|
|
|
|
|
by Spivak
432 days ago
|
|
You have it exactly right sans the reason to allow them in the first place. They're bots that provide reciprocal value to the site owner. Otherwise why even bother letting them through. It's wild how people don't get that facebook and googlebot gets let through paywalls and such because they bring the site real tangible revenue. If you want to get the same privileges you have to start with the monetary value provided to the sites you index. Lead gen is hard and major search engines provide crazy value for next to nothing. |
|
Search bots, and specially Google, provide my site a lot of value. They respect the robots.txt, I can see that about half my visits come from search, they identify properly as bots. It's almost impossible to notice a search bot in the graphs.

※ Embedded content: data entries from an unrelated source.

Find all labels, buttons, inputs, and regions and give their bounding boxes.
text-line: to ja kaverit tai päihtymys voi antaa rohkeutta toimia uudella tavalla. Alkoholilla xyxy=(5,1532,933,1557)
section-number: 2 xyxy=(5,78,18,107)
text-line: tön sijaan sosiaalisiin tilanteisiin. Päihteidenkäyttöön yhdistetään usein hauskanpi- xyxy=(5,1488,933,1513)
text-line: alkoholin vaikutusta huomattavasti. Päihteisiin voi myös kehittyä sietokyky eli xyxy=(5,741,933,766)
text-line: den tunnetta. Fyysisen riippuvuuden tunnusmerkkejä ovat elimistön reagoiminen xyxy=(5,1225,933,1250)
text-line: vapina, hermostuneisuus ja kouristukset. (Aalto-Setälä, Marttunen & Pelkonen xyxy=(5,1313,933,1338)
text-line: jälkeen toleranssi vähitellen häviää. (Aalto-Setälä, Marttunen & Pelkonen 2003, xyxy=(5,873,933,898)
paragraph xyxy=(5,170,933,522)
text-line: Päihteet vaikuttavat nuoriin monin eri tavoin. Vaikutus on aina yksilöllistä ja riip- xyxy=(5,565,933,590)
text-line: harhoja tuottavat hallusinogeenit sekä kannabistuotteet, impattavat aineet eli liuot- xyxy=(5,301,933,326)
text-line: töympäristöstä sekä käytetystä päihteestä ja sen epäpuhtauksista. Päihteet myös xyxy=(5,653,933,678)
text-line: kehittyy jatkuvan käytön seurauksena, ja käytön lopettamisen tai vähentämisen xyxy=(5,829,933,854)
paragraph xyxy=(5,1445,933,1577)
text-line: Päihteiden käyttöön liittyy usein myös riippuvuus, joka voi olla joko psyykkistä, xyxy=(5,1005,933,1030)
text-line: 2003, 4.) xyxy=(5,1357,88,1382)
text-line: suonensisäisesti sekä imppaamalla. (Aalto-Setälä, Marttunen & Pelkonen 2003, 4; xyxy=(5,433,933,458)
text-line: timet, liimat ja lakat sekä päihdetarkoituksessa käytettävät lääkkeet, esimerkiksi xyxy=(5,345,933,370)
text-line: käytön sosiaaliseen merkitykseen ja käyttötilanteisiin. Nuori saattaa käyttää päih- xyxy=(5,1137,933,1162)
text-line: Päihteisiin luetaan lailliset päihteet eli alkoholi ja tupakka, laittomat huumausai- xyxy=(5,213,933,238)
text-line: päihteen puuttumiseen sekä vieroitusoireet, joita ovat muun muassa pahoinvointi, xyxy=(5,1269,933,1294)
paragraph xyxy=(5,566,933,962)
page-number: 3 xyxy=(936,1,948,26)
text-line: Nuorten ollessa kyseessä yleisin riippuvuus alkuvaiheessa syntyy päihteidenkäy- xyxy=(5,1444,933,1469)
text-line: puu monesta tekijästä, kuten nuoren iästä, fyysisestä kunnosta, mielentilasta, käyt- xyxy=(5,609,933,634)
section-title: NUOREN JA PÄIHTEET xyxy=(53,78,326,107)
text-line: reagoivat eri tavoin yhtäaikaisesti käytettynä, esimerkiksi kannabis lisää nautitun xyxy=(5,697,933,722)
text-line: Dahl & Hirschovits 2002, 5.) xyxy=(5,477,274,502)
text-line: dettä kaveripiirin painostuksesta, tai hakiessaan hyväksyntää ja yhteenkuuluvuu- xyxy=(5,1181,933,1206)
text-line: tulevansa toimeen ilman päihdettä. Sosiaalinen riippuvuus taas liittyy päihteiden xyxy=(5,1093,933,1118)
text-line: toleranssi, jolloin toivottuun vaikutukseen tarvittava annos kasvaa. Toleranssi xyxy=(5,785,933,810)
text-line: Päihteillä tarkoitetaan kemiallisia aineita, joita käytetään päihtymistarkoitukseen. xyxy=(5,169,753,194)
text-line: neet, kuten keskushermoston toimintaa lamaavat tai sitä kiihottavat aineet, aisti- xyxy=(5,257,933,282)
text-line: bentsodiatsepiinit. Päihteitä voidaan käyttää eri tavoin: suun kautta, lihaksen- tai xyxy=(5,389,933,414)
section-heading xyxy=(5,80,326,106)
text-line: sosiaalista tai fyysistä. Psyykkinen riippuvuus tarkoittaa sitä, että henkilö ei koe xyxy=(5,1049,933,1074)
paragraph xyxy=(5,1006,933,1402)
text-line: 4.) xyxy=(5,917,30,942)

But AI bots suck. They don't even read the robots.txt, they hit the site as hard as it can hold, when they receive a 5xx, a 444 or a 426 they interpret it as "keep requesting hard until you get a 200", they can easily DoS or bankrupt a small site, they use fake user agents. As the OP post shows, their activity can be clearly seen in the log graphs as huge spikes coming from a single client. OpenAI scanned 100% of one of my sites (more than 20,000 individual pages) in two days causing intermitent DoS, while the Google is at 80% of the sitemap.xml. And cherry on top, I still can't see a single visit in my logs that come from their services.
I think you might be confusing search bots with AI bots.